Tarihe not düşüyorum
Enflasyon sadece ekonomide olmuyor, kavramlar üzerinde de bazen enflasyon olabiliyor.
Söz gelimi lider kavramı da enflasyonun etkisi altında, son yıllarda her parti başkanına lider denir oldu.
Oysa liderin özgüveni yüksektir ve çevresine güven verir hedeflerini gerçekleştirebilmek için risk alır, her türlü zorlukla mücadeleyi göze alır.
Açık ve net İletişime önem verir, belirsiz durumlara açıklık getirmeyi önemser ve aktif dinleyicidirler.
Saygılı nazik ve teşvik edicidirler.
Sorunlar karşısında çaresizlik yaşamaz, yol bulamazlarsa kendi yolunu açarlar, çözüm odaklıdırlar.
Sorunun çözümüne destek olacak liyakatte insanlara görev dağılımı yapabilecek bilgi altyapısına sahiptir.
Yol arkadaşlarına karşı merhametli muhtemel hatalara karşı sakindir, öfke kontrolünü bilir.
Yol arkadaşlarını rakip gibi görmez onları bilgi ve tecrübesiyle destekler gelişimlerine yardımcı olurlar. Bunun olabilmesi için yüksek bir bilgi birikimi ve donanımlarının olması gerekir.
Odaklandıkları hedefe yüksek bir enerji ile ilerler ve işlerini tutkuyla yaparlar başkalarının gündemine takılmaz kendileri gündem belirler.
Bütün bu özelliklerin tamamı genellikle çok nadiren bir bünyede toplanır ve genellikle doğuştan bahşedilir.
Partilerinin başında olanlara her ne kadar lider deniyorsa da bir liderde olması gereken dokuz temel özelliğin tamamını hiç birinin taşıdığı görülmüyor. Bu da onları lider olmaktan ziyade partilerinin başında olağanüstü yetkilerle donanmış, gücünü özelliklerinden değil, yasanın onlara sunduğu yetkilerden alan C.İ.O. ya da Genel müdür kıvamında yöneticiler olmaktan öte götürmüyor.
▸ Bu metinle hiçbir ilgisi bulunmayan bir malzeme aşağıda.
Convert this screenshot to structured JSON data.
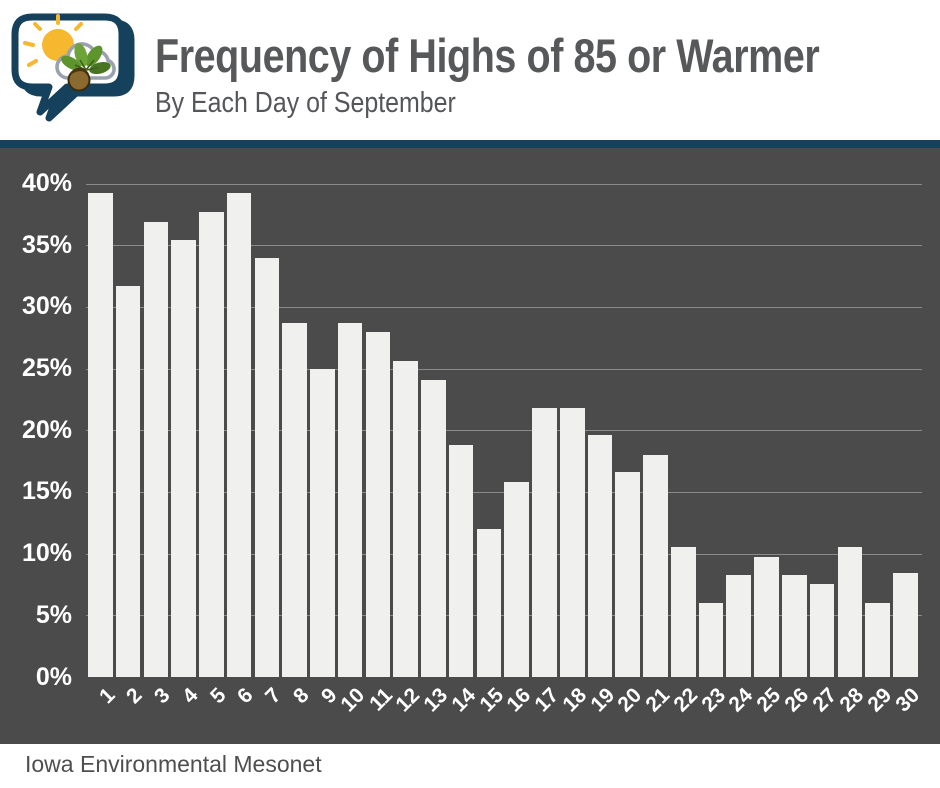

Türk siyasetinde uzun zamandır partileri yönetenler yönettikleri partileri, parti tüzüklerinden ve siyasi partiler kanunundan aldıkları güçle yönetiyorlar.
12 eylül darbesinden beri, yani 42 yıldır bu böyle. Türkiye’nin köklü partileri de dahil, yöneten kadrolar partilerini babadan kalma çok şubeli anonim şirketler ya da holdingler gibi yönetiyorlar.
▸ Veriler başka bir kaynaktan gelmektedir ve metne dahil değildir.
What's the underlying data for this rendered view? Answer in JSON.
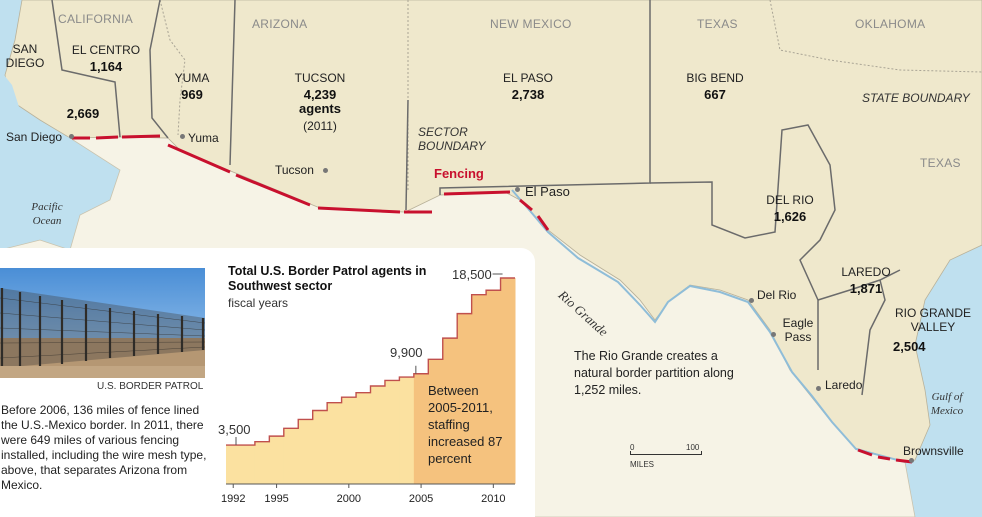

Köklü siyasi akımların liderleri öldükten sonra, bu akımların başına yeterli donanıma sahip olmadan geçenler, hovarda patronlar gibi, akşamdan sabaha kafasına göre aldığı kararlarla, seçmen sermayelerini har vurup harman savuruyorlar.
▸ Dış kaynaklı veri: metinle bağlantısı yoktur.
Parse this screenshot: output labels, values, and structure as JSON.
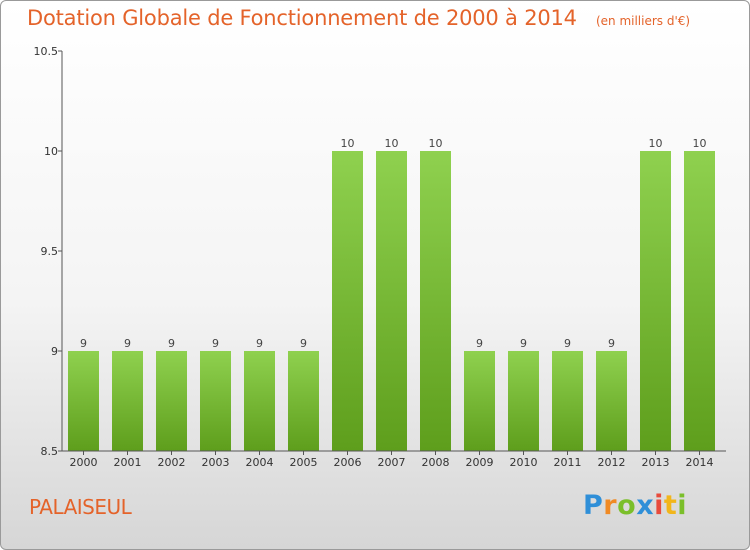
{
  "chart_data": {
    "type": "bar",
    "title": "Dotation Globale de Fonctionnement de 2000 à 2014",
    "subtitle": "(en milliers d'€)",
    "categories": [
      "2000",
      "2001",
      "2002",
      "2003",
      "2004",
      "2005",
      "2006",
      "2007",
      "2008",
      "2009",
      "2010",
      "2011",
      "2012",
      "2013",
      "2014"
    ],
    "values": [
      9,
      9,
      9,
      9,
      9,
      9,
      10,
      10,
      10,
      9,
      9,
      9,
      9,
      10,
      10
    ],
    "data_labels": [
      "9",
      "9",
      "9",
      "9",
      "9",
      "9",
      "10",
      "10",
      "10",
      "9",
      "9",
      "9",
      "9",
      "10",
      "10"
    ],
    "ylim": [
      8.5,
      10.5
    ],
    "yticks": [
      8.5,
      9,
      9.5,
      10,
      10.5
    ],
    "ytick_labels": [
      "8.5",
      "9",
      "9.5",
      "10",
      "10.5"
    ],
    "xlabel": "",
    "ylabel": "",
    "grid": false,
    "colors": {
      "bar_top": "#8fd14f",
      "bar_bottom": "#5e9e1c",
      "axis": "#555555"
    }
  },
  "footer": {
    "commune": "PALAISEUL",
    "logo_letters": [
      "P",
      "r",
      "o",
      "x",
      "i",
      "t",
      "i"
    ],
    "logo_colors": [
      "#2f8fd8",
      "#f08a24",
      "#7bbf2a",
      "#2f8fd8",
      "#e84b3c",
      "#f2b61b",
      "#7bbf2a"
    ]
  }
}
Nasıl olsa partileri içinde onlardan hesap soracak bir yapı yok.
Onlar için siyaseten kaybetmek de yok, çünkü bu yapılarda ses yükseltmenin imkanı yok.
iktidarı ile muhalefeti ile gücünü başkalarından alan, üst akılların güdümünde sahte liderlerle, yıllar içinde ülkenin geldiği durum ortada.
Yıllardır “koyunun olmadığı yerde keçiye Abdurrahman Çelebi” denilen bir ükenin vatandaşı olarak, Gelinen noktada İhanet diye tarif edilebilecek işler büyük bir aymazlıkla sergileniyorken;
küstah ve terbiyesiz üsluplar ortalıkta kol geziyorken;
millet fakr-u zaruret içindeyken;
İşte bu ahval ve şerait içindeyken;
Ümit ÖZDAĞ’a bakıyorum ve yol bulamadığı için yol açan gerçek bir liderin yıllar sonra ayak seslerini duyuyor ve tarihe not düşüyorum.